Re: working towards affirmative opt-in consent


For THIRD-party compliance with the ePrivacy directive, the 
EFF/Mozilla/Standford proposal looks very promising.

Also, the direction of the exception API proposal from 
Microsoft/Mozilla/Google during the Face-2-Face meeting in Amsterdam 
looks promosing to me too. I need some more time to look at it in detail 
if it meets criteria like integrity of the list, transparency to the 
user and control to the user. The revised api may tackle two problems: 
1. a move away from a pop-up dialog scenario, and 2. storage of 
in-browser user consent instead of a out-of-band consent scenario.

We have no disagreement when it comes to defining key definitions that 
fixate inter-dependent concepts.

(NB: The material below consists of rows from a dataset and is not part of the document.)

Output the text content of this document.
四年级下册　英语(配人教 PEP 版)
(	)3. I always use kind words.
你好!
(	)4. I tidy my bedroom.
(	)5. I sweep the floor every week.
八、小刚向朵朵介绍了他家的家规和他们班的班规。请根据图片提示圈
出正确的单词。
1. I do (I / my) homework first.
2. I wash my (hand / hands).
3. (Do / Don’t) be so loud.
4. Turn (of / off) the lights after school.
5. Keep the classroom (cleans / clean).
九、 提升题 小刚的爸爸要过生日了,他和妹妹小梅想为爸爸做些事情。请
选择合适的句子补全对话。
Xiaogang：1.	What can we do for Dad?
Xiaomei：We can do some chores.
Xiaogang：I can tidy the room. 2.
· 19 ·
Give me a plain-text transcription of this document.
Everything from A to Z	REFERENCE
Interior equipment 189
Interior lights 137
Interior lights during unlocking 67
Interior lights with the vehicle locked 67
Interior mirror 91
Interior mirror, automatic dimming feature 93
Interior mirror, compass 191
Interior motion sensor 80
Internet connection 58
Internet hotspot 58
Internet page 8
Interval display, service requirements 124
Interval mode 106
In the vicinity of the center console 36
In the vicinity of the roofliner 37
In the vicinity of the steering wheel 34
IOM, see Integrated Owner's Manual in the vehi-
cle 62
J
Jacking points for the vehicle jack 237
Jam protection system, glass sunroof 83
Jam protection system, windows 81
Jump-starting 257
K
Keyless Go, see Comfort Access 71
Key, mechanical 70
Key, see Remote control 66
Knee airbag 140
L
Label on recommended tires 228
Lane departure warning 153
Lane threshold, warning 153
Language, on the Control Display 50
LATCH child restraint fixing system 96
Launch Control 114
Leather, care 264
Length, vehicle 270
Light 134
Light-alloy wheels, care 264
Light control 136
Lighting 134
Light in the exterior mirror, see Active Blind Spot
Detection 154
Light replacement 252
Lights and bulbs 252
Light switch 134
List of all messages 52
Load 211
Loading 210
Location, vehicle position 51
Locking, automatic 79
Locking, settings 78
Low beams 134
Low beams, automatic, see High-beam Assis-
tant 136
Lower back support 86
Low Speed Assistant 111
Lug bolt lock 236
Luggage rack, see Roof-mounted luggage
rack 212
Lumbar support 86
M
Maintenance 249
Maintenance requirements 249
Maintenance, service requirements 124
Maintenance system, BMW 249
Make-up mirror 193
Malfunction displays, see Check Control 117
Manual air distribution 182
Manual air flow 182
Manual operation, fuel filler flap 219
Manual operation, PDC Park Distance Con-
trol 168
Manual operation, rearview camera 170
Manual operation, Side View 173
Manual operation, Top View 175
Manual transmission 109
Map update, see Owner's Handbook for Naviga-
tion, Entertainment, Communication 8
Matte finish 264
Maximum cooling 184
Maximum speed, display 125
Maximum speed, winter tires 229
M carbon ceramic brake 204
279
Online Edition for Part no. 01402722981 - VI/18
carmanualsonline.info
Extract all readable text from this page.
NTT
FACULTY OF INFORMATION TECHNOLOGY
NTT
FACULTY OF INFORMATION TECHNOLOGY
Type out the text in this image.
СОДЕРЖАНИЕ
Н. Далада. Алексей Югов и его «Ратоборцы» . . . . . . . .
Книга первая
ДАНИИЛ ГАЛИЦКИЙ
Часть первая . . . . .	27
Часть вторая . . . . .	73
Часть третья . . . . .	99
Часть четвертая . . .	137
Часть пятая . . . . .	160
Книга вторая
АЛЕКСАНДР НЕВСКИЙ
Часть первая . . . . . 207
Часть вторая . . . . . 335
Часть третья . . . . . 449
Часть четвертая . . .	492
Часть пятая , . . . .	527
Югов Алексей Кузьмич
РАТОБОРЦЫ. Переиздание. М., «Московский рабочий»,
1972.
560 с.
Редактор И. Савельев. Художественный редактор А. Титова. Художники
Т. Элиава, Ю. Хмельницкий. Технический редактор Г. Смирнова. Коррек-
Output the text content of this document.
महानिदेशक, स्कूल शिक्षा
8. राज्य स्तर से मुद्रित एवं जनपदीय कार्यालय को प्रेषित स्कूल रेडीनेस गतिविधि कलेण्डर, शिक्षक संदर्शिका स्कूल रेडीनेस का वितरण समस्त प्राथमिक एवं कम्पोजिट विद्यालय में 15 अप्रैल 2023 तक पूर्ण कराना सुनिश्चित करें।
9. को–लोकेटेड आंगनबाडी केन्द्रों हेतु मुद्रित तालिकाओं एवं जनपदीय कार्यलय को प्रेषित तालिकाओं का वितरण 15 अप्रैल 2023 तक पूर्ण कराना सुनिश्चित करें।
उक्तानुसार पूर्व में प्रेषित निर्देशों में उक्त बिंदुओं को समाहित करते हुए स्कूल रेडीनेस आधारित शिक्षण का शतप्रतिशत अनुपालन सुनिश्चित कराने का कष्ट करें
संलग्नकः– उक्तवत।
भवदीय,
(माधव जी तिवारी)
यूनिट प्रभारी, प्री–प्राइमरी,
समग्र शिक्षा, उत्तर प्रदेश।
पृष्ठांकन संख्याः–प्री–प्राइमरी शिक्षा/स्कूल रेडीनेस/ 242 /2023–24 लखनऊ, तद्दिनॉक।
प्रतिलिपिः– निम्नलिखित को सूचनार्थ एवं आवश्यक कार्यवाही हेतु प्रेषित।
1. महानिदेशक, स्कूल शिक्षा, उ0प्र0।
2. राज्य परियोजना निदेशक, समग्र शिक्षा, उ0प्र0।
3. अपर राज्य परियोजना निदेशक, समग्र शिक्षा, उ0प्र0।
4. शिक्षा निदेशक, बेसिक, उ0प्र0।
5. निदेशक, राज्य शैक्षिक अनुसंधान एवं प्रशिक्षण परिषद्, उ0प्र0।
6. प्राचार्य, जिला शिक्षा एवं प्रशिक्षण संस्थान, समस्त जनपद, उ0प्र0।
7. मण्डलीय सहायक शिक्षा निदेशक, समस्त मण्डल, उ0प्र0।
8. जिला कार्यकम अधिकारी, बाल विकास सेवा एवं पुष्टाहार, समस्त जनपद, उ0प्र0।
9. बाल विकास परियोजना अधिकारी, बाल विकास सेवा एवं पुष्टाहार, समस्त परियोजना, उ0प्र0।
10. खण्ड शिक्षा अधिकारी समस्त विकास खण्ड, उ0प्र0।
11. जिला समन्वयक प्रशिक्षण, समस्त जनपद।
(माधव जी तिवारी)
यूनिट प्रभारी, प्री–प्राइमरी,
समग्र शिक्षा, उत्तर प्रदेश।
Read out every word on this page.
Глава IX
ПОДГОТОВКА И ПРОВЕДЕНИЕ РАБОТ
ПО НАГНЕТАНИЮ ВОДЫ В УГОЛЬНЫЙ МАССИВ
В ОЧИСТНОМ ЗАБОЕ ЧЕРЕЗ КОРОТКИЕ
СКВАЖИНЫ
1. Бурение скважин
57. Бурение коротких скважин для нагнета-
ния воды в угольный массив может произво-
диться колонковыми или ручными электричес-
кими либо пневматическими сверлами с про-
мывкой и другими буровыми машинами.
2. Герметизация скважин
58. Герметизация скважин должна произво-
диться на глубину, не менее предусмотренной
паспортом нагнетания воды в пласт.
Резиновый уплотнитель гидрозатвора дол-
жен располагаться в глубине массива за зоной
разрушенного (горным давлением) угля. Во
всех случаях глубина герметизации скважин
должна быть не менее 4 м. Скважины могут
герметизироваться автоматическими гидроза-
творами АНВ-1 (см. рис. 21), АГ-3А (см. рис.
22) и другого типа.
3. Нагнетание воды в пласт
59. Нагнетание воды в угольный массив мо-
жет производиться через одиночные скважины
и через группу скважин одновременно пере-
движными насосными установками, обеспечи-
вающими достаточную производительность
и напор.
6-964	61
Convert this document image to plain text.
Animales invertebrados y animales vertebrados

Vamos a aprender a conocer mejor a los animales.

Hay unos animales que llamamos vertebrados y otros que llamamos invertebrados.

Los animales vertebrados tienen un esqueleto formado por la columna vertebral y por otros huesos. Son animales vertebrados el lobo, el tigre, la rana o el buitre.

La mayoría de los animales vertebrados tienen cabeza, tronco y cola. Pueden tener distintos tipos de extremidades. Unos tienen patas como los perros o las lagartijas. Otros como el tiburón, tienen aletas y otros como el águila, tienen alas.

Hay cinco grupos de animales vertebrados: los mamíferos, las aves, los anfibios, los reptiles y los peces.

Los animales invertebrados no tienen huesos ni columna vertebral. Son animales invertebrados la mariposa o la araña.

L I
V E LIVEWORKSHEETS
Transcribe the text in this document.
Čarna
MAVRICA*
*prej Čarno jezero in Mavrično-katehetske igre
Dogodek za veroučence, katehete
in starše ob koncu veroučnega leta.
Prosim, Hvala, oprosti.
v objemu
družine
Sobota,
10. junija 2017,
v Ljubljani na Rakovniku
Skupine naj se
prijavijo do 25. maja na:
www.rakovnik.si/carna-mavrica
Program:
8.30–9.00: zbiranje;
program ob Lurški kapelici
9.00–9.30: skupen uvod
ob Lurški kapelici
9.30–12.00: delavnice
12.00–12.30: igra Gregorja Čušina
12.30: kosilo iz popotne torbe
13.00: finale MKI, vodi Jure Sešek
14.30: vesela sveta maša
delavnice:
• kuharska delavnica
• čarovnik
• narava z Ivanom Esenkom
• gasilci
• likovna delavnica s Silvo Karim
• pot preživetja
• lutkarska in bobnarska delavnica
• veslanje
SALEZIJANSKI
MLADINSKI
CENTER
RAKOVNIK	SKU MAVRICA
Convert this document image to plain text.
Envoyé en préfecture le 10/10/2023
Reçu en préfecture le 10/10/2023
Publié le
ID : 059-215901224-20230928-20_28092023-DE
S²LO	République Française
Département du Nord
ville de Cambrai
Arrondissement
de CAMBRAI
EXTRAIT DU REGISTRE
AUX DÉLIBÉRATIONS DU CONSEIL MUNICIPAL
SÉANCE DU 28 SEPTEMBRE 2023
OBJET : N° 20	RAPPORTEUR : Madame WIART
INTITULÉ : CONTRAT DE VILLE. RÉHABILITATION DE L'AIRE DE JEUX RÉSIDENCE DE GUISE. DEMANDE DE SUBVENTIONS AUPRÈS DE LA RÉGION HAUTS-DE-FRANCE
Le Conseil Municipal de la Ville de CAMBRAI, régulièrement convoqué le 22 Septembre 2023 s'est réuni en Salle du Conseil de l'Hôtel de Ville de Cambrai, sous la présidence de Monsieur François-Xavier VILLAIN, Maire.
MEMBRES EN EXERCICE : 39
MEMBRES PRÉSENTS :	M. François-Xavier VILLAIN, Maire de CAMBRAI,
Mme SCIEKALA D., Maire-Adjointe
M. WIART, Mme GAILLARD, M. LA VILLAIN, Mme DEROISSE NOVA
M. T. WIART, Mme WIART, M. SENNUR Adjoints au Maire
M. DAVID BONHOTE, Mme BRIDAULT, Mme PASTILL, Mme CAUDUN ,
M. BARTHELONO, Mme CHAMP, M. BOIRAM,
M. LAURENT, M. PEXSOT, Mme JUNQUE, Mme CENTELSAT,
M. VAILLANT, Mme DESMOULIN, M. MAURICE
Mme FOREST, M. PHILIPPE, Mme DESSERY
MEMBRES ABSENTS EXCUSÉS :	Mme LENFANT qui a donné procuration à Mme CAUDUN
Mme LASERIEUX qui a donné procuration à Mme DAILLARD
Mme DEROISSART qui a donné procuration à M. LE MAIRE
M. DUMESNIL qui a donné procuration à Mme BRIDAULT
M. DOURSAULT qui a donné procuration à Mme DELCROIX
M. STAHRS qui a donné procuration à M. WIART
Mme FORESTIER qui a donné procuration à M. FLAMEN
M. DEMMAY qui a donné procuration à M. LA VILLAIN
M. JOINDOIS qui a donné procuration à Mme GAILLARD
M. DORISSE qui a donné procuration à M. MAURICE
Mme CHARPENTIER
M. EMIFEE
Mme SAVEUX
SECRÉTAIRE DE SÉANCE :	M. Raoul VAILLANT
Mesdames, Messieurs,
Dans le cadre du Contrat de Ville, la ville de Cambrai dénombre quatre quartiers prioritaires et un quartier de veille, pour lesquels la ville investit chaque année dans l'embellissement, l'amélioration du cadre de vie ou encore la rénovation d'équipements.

Because of the inter-dependency, these 
definitions need to be addressed in the compliance doc, not the global 
considerations note.


Roy T. Fielding schreef op 2012-10-12 09:49:
> On Oct 11, 2012, at 3:36 PM, Rob van Eijk wrote:
>> With all respect, the TPWG is working towards affirmative opt-in 
>> consent for third-party web tracking.
> It is?  How so?  Thus far, the working group has refused to
> define tracking, refused to define DNT, refused to define what
> DNT:0 implies for a recipient, refused to require an opt-in
> signal be implemented by browsers, refused any discussion of UI
> for informing consent, and you and Ninja have repeatedly stated
> that a global setting of DNT:0, even if deliberately set by a
> user because they just don't care about pseudonymous privacy
> concerns, would still not satisfy the EU requirements for
> specific and informed consent.
> Please, how on earth do you expect us to work on an affirmative
> opt-in consent mechanism for third-party tracking when you've
> made it unlikely that any browser-based consent mechanism will be
> implemented and impossible for a server to use the DNT mechanisms
> to inform the user, be specific about what is being consented,
> and be reasonably assured that all of the consent options will
> be presented to that user?
> What is the point of having an exception mechanism that might
> (if anyone implements it) send a DNT:0 signal to a third-party
> server if this group cannot agree that such a signal will
> indicate an explicit and informed consent for data collection
> for a specific set of purposes?
> Industry in Europe will obey the laws, but they will have to do
> so using cookies and out-of-band consent mechanisms because
> some privacy advocates in this working group are so consumed
> with self-righteousness that they cannot even allow a user
> to make their own choices.
> If you want DNT to be usable as an opt-in mechanism for EU,
> as I do, then you need to insist that the working group
> defines tracking, defines DNT:0, defines what it means
> when DNT:0 is received, and requires browsers to implement
> that consent mechanism if they implement DNT:1, at least to
> an extent necessary to satisfy those EU laws.
> I am sick and tired of EU regulators blaming industry for lack
> of progress on DNT when it has been the non-implementers in
> this group that have refused to define anything necessary for
> obtaining specific and informed consent.